V. Le Biez sug­gère qu’un ensei­gne­ment de culture scien­ti­fique soit dis­pen­sé y com­pris après la seconde géné­rale, de la même manière qu’un ensei­gne­ment lit­té­raire est dis­pen­sé en filière scientifique.

« Cet ensei­gne­ment serait non quan­ti­ta­tif et orien­té vers la com­pré­hen­sion géné­rale du monde afin de four­nir aux élèves des élé­ments objec­tifs qui leur per­met­tront d’af­fron­ter les débats de socié­té autour de sujets scien­ti­fiques (bioé­thique, OGM, éner­gie nucléaire…).
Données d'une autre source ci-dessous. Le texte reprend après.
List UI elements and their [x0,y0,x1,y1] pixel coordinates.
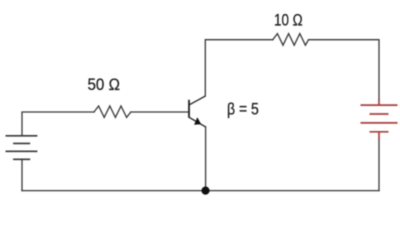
wire emitter vertical to bottom rail [205,127,207,191]
svg-text:50 Ω: 50 Ω [88,75,120,94]
wire right battery bottom to bottom-right corner [378,140,380,191]
Q1 base bar [188,100,190,118]
svg-text:β = 5: β = 5 [227,99,259,118]
wire battery V1 bottom riser [21,159,23,190]
node junction dot [201,187,209,195]
transistor Q1 [189,96,206,127]
resistor R1 50 ohm zigzag [94,106,131,117]
Q1 collector diagonal [189,96,205,105]
wire collector vertical and top run to R2 [205,40,272,96]
svg-text:10 Ω: 10 Ω [274,11,303,30]
wire base net: battery V1 top to resistor R1 [22,112,94,136]
wire bottom rail [22,190,379,192]
resistor R2 10 ohm zigzag [273,34,309,46]
wire R1 to transistor base [131,111,189,113]
Q1 emitter arrow [194,117,201,125]
battery V2 (right, red) [361,99,398,140]
Q1 emitter diagonal [189,117,205,127]
wire R2 to right battery top [309,40,380,99]
battery V1 (left, dark) [6,136,38,160]
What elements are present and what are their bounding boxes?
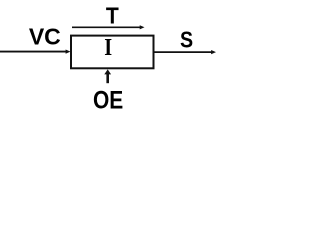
svg-text:VC: VC: [29, 24, 61, 50]
wire OE enable arrow: [106, 74, 109, 83]
svg-text:OE: OE: [93, 87, 123, 115]
wire T period arrow: [72, 26, 141, 28]
svg-text:T: T: [106, 2, 119, 28]
svg-text:S: S: [180, 27, 193, 53]
wire VC input: [0, 51, 67, 53]
arrowhead OE into block: [104, 69, 111, 74]
arrowhead T: [140, 25, 145, 29]
block U1 box: [71, 36, 154, 69]
wire S output: [154, 51, 212, 53]
svg-text:I: I: [104, 35, 112, 61]
arrowhead S: [211, 50, 216, 54]
arrowhead VC into block: [66, 50, 71, 54]
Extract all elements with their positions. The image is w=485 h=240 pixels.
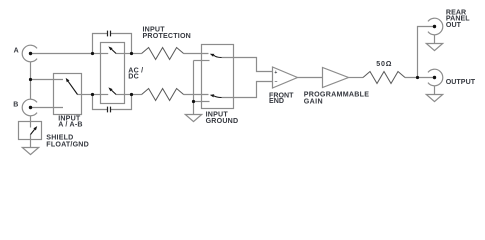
switch box SW1 INPUT A / A-B	[54, 74, 82, 115]
wire: capacitor C1 bypass left riser and lead	[93, 34, 108, 54]
resistor R1 INPUT PROTECTION (A path)	[142, 48, 184, 60]
switch arm SW2 shield float/gnd	[31, 129, 35, 134]
wire: capacitor C1 bypass right lead and riser	[111, 34, 132, 54]
wire: capacitor C2 bypass left riser and lead	[93, 95, 108, 110]
arrowhead SW4 bottom	[210, 94, 214, 97]
wire: resistor R1 left lead	[132, 53, 142, 55]
wire: SW2 box to ground symbol	[30, 140, 32, 148]
switch box SW4 INPUT GROUND	[202, 45, 234, 109]
svg-text:50Ω: 50Ω	[376, 60, 392, 68]
op-amp U1 FRONT END triangle	[273, 67, 298, 88]
node: output junction to rear panel riser	[416, 76, 419, 79]
wire: SW2 bottom contact stub	[30, 135, 32, 140]
node: A path capacitor junction left	[91, 52, 94, 55]
wire: input A center pin to first junction	[31, 53, 93, 55]
svg-text:PROTECTION: PROTECTION	[143, 32, 192, 40]
connector J4 OUTPUT (BNC circle)	[428, 69, 443, 86]
ground symbol below output	[426, 95, 442, 102]
resistor R2 INPUT PROTECTION (B path)	[142, 89, 184, 101]
arrowhead SW2	[33, 126, 37, 130]
wire: resistor R2 right lead into INPUT GROUND box	[184, 94, 209, 96]
switch arm SW4 input ground (bottom)	[214, 96, 222, 98]
node: A path capacitor junction right	[130, 52, 133, 55]
resistor R3 50 ohm output resistor	[363, 72, 405, 84]
wire: output shell to ground	[434, 86, 436, 95]
wire: B junction into AC/DC switch contact stub	[93, 94, 109, 96]
wire: shield bus junction to INPUT A/A-B box top input	[31, 79, 64, 81]
svg-text:+: +	[274, 70, 277, 76]
svg-text:A: A	[14, 47, 19, 54]
wire: AC/DC A switch output to junction	[116, 53, 131, 55]
node: rear panel out center pin	[433, 25, 436, 28]
node: shield bus junction	[29, 78, 32, 81]
svg-text:−: −	[275, 79, 278, 85]
connector J1 input A (BNC circle)	[22, 45, 37, 62]
node: B path capacitor junction right	[130, 93, 133, 96]
wire: shield bus junction down to input B shell	[30, 80, 32, 100]
wire: ground riser down to ground symbol	[193, 61, 195, 115]
arrowhead SW1	[66, 78, 70, 82]
node: output center pin	[433, 76, 436, 79]
arrowhead SW3 B	[108, 87, 112, 91]
wire: SW4 top ground contact from riser	[194, 60, 210, 62]
ground symbol below INPUT GROUND box	[185, 115, 201, 122]
svg-text:GROUND: GROUND	[206, 117, 239, 125]
wire: input A shell down to shield bus junction	[30, 62, 32, 80]
wire: SW1 common output to B-path junction	[78, 94, 93, 96]
svg-text:DC: DC	[128, 73, 139, 81]
svg-text:END: END	[269, 97, 284, 105]
wire: SW2 top contact stub	[30, 122, 32, 128]
wire: SW4 bottom ground contact from riser	[194, 101, 210, 103]
node: input B center pin	[29, 106, 32, 109]
coupling box SW3 AC / DC	[101, 43, 125, 104]
wire: AC/DC B switch output to junction	[116, 94, 131, 96]
svg-text:OUT: OUT	[446, 21, 462, 29]
wire: A junction into AC/DC switch contact stub	[93, 53, 109, 55]
wire: rear panel out shell to ground	[434, 35, 436, 44]
op-amp U2 PROGRAMMABLE GAIN triangle	[323, 68, 349, 88]
ground symbol below shield switch	[22, 148, 38, 155]
svg-text:OUTPUT: OUTPUT	[446, 78, 476, 86]
node: B path capacitor junction left	[91, 93, 94, 96]
connector J2 input B (BNC circle)	[22, 99, 37, 116]
switch arm SW4 input ground (top)	[214, 55, 222, 57]
wire: riser from output junction up to rear panel out pin	[418, 27, 435, 78]
capacitor C1 plates (AC coupling, A path)	[108, 31, 111, 37]
wire: resistor R1 right lead into INPUT GROUND box	[184, 53, 209, 55]
wire: input B center pin to INPUT A/A-B box bottom input	[31, 107, 64, 109]
wire: front end output to programmable gain input	[298, 77, 323, 79]
capacitor C2 plates (AC coupling, B path)	[108, 107, 111, 113]
wire: capacitor C2 bypass right lead and riser	[111, 95, 132, 110]
ground symbol below rear panel out	[426, 44, 442, 51]
connector J3 REAR PANEL OUT (BNC circle)	[428, 18, 443, 35]
arrowhead SW3 A	[108, 46, 112, 50]
svg-text:A / A-B: A / A-B	[58, 120, 83, 128]
svg-text:GAIN: GAIN	[304, 97, 323, 105]
svg-text:B: B	[13, 101, 18, 108]
node: ground riser to bottom ground contact	[192, 100, 195, 103]
switch arm SW1 input A/A-B	[68, 81, 77, 94]
wire: SW4 bottom common to front end - input	[222, 82, 273, 98]
switch arm SW3 AC/DC (B path)	[111, 90, 116, 94]
node: input A center pin	[29, 52, 32, 55]
switch box SW2 SHIELD FLOAT/GND	[19, 122, 42, 140]
wire: resistor R3 right lead to output pin	[405, 77, 435, 79]
wire: programmable gain output to resistor R3	[349, 77, 364, 79]
switch arm SW3 AC/DC (A path)	[111, 49, 116, 53]
wire: input B shell down to shield switch box	[30, 116, 32, 122]
wire: SW4 top common to front end + input	[222, 58, 273, 72]
arrowhead SW4 top	[210, 54, 215, 57]
wire: resistor R2 left lead	[132, 94, 142, 96]
svg-text:FLOAT/GND: FLOAT/GND	[46, 140, 89, 148]
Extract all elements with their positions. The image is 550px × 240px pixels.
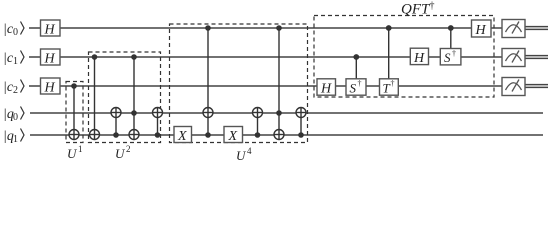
svg-text:4: 4: [247, 146, 252, 156]
svg-text:1: 1: [13, 134, 18, 145]
svg-text:U: U: [115, 146, 126, 161]
Toffoli controls c1,q0 / target q1 (U2 gate 3): [129, 54, 139, 139]
svg-text:†: †: [358, 79, 362, 88]
CNOT control q1 / target q0 (U2 gate 4): [153, 108, 163, 138]
svg-text:T: T: [383, 81, 391, 96]
gate H on c2 (QFT): [317, 79, 336, 97]
controlled S-dagger: control c0, gate S-dagger on c1: [448, 25, 454, 48]
svg-text:H: H: [44, 23, 56, 38]
svg-text:H: H: [475, 23, 487, 38]
dashed box QFT-dagger: [314, 16, 494, 98]
svg-text:0: 0: [13, 112, 18, 123]
svg-text:S: S: [444, 50, 451, 65]
svg-text:†: †: [391, 79, 395, 88]
gate H on c0 (QFT): [472, 20, 492, 38]
node label |c0>: [3, 22, 24, 39]
node label |c1>: [3, 51, 24, 68]
measurement meter on c2: [502, 78, 525, 96]
classical double wire c2: [524, 85, 548, 88]
CNOT control c2 / target q1 (U1): [69, 83, 79, 139]
gate X on q1 (second): [224, 127, 243, 145]
wire q0: [30, 112, 543, 114]
measurement meter on c0: [502, 20, 525, 38]
svg-text:1: 1: [78, 144, 83, 154]
CNOT control q1 / target q0 (U4 last): [296, 108, 306, 138]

Il per­met­trait éga­le­ment à ceux qui se des­tinent à deve­nir pro­fes­seur de ne pas arrê­ter l’ap­pren­tis­sage des sciences en seconde, sans connaître les fon­de­ments de la géné­tique, de l’im­mu­no­lo­gie, des forces et de la dyna­mique en phy­sique, de la for­ma­tion des océans en géologie… »

Les débats sur les sciences sont tenus par les jeunes X avec les ensei­gnants dans des stages de for­ma­tion, et ils notent l’i­mage dégra­dée de la science, à tra­vers deux per­cep­tions – d’ailleurs assez liées – qu’ont ces enseignants

• La science qui « fait peur » (OGM, nucléaire, télé­phone por­table…) ; l’i­dée que l’in­ter­ven­tion de l’homme dans la nature est dan­ge­reuse est lar­ge­ment répan­due. « Beau­coup ont une vision « reli­gieuse » de la nature qui, par essence, ferait bien les choses tan­dis que l’homme ne pour­rait que déré­gler cette mer­veilleuse horlogerie. »

• Le rela­ti­visme total, où cha­cun vient avec ses opi­nions, dis­cute puis repart avec : en sciences, toutes les opi­nions ne se valent pas du moment qu’elles sont un tant soit peu argu­men­tées, les opi­nions de cha­cun sont confron­tées aux faits, et ceux-ci sont têtus. « Au cours d’une de ces dis­cus­sions, une ensei­gnante a repro­ché aux scien­ti­fiques pré­sents d’être étroits d’es­prit et into­lé­rants au motif qu’ils réfu­taient de manière un peu trop insis­tante à son goût des idées avec les­quelles ils étaient en désaccord. »

Béné­fique pour les X concer­nés, créant un pont entre l’É­cole poly­tech­nique et l’É­du­ca­tion natio­nale, cette coopé­ra­tion avec La main à la pâte par­ti­cipe au rayon­ne­ment de l’X, et à une évo­lu­tion pro­gres­sive des méthodes d’en­sei­gne­ment des sciences à l’école.